Tres rosas y media botella de güisqui / María Dubón

 
Por María Dubón

 

Cuando llegaba la medianoche del 19 de enero, un hombre vestido con ropas oscuras y sombrero se acercaba hasta la tumba del escritor Edgar Allan Poe, enterrado en el cementerio de Baltimore, Maryland.

Con el rostro cubierto por una bufanda blanca y apoyándose en un bastón plateado, depositaba tres rosas rojas sobre la lápida; dicen que una era para Poe, otra para su joven esposa, Virginia, y la tercera para su suegra, María Clemm, ya que esa parcela del cementerio contuvo originalmente los cadáveres de los tres. Luego, el misterioso visitante, el Poe Toaster, como se le ha denominado, derramaba media botella de coñac Martell por el mármol. Así ocurría desde 1949, al celebrarse el centenario de la muerte del escritor, y en la fecha de su nacimiento.  En 1983, el misterioso visitante dejó una nota sobre la lápida en la que podía leerse: La antorcha será pasada, y alguien, supuestamente su hijo, le sustituyó en este cometido hasta el año 2009, cuando el ritual se celebró por última vez.

Cuentan que las últimas palabras pronunciadas por Poe antes de expirar fueron: Que Dios ayude a mi pobre alma. Y en verdad que su alma necesitaba paz. Se ha atribuido la muerte de Poe al alcoholismo, aunque él había dicho: Mis enemigos atribuyeron la locura a la bebida, en vez de atribuir la bebida a la locura. Tenía razón, una investigación de la Universidad de Maryland asegura que murió de rabia, enfermedad que le transmitió el mordisco de un gato, y tras sufrir delirios terribles y alucinaciones claustrofóbicas que le hacían ver diablos azules. Era el 7 de octubre de 1849 y Poe tenía 40 años.
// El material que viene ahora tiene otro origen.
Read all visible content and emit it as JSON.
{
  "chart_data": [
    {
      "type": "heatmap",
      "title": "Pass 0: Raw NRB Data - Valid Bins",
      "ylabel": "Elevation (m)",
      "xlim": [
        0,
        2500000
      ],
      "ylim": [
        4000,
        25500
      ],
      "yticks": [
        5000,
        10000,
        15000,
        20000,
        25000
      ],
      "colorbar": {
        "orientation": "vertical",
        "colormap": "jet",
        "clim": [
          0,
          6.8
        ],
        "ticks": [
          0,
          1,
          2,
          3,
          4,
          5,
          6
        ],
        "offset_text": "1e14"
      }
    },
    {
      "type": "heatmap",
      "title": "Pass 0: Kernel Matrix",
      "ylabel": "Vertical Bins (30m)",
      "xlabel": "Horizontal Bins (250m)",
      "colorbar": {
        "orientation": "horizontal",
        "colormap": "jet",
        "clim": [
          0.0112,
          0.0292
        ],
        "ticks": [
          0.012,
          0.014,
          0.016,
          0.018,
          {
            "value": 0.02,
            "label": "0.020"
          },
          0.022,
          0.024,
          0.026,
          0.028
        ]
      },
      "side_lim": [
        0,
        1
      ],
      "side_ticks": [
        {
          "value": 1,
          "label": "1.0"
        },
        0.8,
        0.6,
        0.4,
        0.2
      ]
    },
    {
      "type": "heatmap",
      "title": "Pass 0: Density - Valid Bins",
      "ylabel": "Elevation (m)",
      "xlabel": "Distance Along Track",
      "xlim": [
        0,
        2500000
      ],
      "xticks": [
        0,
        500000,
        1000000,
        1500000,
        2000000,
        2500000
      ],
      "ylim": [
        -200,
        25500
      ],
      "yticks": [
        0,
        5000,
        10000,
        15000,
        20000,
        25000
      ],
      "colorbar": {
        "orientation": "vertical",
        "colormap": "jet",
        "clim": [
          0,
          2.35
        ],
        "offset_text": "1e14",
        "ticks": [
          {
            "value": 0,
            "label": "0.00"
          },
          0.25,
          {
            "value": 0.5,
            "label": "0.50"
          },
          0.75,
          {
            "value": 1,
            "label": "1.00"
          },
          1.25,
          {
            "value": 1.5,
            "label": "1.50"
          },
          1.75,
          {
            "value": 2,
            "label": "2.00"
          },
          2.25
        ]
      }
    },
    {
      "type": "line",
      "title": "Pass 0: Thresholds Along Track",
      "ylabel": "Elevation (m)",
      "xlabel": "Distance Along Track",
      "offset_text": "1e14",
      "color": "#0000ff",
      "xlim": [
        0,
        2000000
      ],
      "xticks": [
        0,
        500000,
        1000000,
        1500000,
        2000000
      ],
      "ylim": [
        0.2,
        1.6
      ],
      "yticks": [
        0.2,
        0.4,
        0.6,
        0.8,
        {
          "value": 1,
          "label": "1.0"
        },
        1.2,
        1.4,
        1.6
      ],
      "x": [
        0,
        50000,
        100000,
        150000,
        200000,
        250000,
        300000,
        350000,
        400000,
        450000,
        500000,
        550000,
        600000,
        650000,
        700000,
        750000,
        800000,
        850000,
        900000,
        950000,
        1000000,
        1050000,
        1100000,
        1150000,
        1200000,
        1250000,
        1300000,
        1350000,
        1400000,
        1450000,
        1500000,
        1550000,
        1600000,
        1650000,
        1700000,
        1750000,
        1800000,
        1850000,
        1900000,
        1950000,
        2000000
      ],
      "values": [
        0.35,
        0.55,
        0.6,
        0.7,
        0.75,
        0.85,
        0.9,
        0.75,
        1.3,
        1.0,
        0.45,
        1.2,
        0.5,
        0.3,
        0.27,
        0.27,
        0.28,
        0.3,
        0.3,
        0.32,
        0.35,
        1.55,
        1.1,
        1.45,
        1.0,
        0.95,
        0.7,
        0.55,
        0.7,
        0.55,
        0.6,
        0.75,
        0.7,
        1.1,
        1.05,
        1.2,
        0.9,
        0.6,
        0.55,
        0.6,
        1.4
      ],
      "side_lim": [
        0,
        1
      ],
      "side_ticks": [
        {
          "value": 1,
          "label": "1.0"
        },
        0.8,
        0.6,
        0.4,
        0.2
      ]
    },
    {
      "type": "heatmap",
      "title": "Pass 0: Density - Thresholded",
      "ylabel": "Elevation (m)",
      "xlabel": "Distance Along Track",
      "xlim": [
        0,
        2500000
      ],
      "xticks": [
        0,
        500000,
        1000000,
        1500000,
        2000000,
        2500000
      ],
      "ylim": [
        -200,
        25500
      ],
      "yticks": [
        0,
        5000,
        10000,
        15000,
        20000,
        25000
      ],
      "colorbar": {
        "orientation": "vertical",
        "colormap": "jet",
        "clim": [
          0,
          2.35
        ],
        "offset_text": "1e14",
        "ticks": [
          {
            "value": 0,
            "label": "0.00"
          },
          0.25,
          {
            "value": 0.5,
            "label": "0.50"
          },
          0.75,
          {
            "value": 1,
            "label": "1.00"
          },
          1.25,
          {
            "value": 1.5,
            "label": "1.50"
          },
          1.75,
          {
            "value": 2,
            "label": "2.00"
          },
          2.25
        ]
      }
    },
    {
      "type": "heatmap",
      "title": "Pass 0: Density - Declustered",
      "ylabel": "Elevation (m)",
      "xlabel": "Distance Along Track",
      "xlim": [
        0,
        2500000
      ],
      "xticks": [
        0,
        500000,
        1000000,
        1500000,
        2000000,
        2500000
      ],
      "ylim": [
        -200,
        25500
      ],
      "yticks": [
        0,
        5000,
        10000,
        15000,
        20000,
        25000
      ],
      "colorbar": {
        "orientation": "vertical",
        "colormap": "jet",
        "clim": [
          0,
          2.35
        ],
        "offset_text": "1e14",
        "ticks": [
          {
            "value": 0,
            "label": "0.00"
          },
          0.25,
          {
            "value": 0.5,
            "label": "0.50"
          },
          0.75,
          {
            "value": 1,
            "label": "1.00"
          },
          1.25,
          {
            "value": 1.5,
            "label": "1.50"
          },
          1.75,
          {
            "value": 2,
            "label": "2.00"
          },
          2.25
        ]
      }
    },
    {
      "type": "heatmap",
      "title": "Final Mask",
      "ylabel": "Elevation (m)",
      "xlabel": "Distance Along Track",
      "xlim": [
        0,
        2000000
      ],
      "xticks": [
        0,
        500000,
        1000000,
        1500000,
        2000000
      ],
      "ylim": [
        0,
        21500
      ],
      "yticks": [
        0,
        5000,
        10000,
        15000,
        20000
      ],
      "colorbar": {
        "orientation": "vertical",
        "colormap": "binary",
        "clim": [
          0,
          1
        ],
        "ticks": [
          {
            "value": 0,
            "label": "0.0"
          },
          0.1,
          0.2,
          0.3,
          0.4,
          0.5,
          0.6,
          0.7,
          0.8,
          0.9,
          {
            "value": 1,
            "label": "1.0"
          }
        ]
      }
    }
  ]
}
Huérfano desde niño, Poe y sus hermanos, solos tras el fallecimiento de su madre, la actriz Eliza Arnold, fueron recogidos por parientes o entregados a la caridad. Buscó durante toda su vida el cálido afecto maternal y se quemó en la hoguera de amores imposibles, de mujeres idealizadas, como aquella misteriosa Helen de sus primeros poemas. La muerte de Frances Allan, la mujer que lo crió, fue otro episodio triste que le dejaría el ánimo marcado por la fatalidad, hasta que encontró breve consuelo en su prima carnal Virginia, con quien se casó cuando ella contaba tan solo 13 años de edad, con ella vivió una tregua, un espejismo de felicidad y la explosión creativa, fue entre 1838 y 1842. En enero de ese año, mientras cantaba acompañándose con un arpa, Virginia exhaló una rosa roja de su garganta, era la tuberculosis que venía a robarle a Poe la cordura.  

«…y así, durante toda la noche, permanezco tendido al lado/ de mi querida, mi querida, mi vida y mi novia,/ allá en el sepulcro junto al mar/ en su tumba junto al mar sonoro”. Poe empezó a temerle a la oscuridad y padecía insomnio. Buscaba antídotos para curar su espíritu, pero el opio, el alcohol y las sustitutas de su musa no le proporcionan el equilibrio ansiado. Solo la muerte traerá paz a su alma atormentada por la desdicha.

Alguien ha recordado su vida truncada, no sabemos quién, y se ha acercado durante años al cementerio donde finalmente Poe descansa. Sería bonito que esa enigmática figura regresara cada año, que se pase el testigo y otro Poe Toaster llevase güisqui y rosas a la tumba. Así un año y otro y otro, hasta que ya no se recuerde la vida de Poe y nadie conozca los orígenes del ritual. Sería magnífico que esto ocurriera, porque demostraría que la obra de un escritor puede ser inmortal, y aun cuando la desmemoria lo haya borrado todo, siempre quedan sus libros.